Réforme de la LPP: jusqu’à quel point une votation peut-elle être complexe?
La réforme de la LPP soumise en votations fédérales le 22 septembre prochain a tout pour plaire. Mais que faire lorsque le peuple doit se prononcer sur des sujets qui poussent même les spécialistes à leurs limites?
La réforme de la LPP est-elle trop complexe pour le peuple? La réponse du journal alémanique Tages-AnzeigerLien externe est sans équivoque. «Cette votation, dans toute son ambiguïté compliquée, révèle les limites de la démocratie directe et l’affaiblit», déclare le journal en titrant: «Cet objet est un cauchemar». Un avis partagé par le média en ligne Watson: «Rien que les termes techniques dépassent ce que l’électeur moyen peut supporter».

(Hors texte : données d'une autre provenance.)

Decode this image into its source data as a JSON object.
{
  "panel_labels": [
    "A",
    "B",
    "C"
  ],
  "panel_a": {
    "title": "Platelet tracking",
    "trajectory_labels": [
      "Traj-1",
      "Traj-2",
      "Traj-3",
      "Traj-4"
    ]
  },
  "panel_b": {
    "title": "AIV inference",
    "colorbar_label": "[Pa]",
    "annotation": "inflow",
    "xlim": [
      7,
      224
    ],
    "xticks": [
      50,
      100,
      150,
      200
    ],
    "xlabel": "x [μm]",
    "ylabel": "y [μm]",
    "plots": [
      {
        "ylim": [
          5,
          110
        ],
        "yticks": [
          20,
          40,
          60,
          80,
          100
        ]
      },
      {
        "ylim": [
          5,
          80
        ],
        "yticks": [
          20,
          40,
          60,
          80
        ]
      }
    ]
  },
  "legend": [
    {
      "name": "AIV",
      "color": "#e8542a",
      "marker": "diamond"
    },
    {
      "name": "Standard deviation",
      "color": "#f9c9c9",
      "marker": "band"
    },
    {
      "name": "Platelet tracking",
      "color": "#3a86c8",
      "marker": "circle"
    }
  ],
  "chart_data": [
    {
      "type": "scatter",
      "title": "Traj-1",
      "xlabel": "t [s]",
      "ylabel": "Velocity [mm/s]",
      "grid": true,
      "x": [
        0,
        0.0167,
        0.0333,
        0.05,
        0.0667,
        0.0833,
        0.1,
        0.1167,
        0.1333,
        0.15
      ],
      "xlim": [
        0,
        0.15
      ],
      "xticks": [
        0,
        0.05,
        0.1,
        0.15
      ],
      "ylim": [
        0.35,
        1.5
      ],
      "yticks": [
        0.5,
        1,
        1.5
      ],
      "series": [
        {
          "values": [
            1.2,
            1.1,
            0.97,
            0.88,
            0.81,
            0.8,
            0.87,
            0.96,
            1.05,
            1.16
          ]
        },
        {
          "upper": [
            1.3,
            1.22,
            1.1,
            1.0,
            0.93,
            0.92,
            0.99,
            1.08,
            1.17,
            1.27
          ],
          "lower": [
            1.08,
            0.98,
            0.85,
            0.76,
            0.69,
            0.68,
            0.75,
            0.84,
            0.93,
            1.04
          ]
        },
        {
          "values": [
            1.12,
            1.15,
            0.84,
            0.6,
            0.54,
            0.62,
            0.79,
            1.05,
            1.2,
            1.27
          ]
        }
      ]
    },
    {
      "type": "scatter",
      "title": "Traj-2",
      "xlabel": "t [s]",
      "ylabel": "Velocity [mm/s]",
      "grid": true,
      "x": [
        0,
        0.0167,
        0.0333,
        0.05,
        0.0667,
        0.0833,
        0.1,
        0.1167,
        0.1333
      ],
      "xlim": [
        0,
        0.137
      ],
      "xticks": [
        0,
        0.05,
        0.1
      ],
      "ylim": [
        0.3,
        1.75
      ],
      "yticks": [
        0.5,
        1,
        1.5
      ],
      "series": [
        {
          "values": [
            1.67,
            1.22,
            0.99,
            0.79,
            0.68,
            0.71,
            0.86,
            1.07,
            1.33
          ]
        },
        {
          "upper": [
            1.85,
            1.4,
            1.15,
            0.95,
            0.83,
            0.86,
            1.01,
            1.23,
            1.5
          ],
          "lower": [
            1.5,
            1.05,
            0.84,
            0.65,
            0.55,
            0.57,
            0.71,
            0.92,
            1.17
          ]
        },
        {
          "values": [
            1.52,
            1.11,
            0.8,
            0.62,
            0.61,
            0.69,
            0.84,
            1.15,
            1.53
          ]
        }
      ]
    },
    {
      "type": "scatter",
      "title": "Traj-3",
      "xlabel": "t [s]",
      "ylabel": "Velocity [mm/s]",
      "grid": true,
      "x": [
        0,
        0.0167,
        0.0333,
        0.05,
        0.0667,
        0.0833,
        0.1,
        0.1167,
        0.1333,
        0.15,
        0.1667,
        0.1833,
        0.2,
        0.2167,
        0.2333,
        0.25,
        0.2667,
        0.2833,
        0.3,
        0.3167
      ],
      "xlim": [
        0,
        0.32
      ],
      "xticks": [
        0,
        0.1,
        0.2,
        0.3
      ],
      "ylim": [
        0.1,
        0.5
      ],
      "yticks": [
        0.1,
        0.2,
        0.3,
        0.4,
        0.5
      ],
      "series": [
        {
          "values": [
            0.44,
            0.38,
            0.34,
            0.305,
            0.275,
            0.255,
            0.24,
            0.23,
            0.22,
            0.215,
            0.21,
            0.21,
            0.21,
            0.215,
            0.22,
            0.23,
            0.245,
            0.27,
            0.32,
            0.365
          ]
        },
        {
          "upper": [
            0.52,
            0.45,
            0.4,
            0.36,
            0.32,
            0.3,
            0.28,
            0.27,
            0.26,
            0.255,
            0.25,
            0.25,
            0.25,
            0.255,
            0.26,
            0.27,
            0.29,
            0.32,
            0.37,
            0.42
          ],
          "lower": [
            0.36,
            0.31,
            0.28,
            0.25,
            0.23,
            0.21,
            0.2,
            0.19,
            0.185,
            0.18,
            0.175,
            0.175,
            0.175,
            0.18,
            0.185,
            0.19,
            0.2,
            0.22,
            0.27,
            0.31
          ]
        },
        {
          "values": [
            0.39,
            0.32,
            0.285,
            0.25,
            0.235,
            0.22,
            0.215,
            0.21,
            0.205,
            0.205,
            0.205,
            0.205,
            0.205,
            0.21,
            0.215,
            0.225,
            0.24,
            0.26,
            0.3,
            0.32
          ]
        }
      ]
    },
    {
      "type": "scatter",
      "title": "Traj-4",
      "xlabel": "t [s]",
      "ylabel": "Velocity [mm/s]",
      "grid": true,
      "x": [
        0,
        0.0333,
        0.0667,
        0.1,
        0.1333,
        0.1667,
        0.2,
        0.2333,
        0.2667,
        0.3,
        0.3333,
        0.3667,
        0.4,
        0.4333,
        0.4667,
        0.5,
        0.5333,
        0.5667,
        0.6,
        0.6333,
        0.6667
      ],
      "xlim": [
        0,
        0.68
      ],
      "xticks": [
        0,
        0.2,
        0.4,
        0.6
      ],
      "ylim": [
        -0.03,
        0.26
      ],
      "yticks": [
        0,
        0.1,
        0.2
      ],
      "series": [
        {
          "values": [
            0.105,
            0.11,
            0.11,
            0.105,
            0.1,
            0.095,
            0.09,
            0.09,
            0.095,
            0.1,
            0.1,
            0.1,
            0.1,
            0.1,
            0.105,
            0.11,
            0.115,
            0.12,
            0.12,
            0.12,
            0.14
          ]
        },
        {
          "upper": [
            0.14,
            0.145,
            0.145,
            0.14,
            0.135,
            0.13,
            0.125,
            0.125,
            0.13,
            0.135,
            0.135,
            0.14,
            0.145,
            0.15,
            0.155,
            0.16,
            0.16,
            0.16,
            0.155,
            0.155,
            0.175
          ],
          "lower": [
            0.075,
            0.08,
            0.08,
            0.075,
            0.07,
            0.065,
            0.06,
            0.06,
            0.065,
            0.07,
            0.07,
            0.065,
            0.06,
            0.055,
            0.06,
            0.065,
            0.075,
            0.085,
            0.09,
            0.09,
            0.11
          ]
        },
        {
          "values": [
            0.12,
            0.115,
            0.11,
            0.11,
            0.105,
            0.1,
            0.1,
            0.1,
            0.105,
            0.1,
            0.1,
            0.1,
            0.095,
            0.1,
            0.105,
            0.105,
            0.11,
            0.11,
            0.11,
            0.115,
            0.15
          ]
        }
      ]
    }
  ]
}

Pourquoi la Suisse impose-t-elle cela à son électorat? Explication en sept points.
1. Faut-il comprendre un projet pour le voter?
Non. Le politologue Nenad Stojanović y répond par une question rhétorique: «Pensez-vous que tous les parlementaires qui se prononcent au Parlement sur de tels projets en connaissent exactement le contenu?» Il donne lui-même la réponse: «certainement pas».
Comme l’explique l’expert, les parlementaires s’en tiennent aux recommandations des commissions, de leur groupe, ou suivent éventuellement les lobbies. Il estime donc que les électeurs et électrices devraient en faire de même et se fier aux recommandations. Les aides au vote ne manquent pas.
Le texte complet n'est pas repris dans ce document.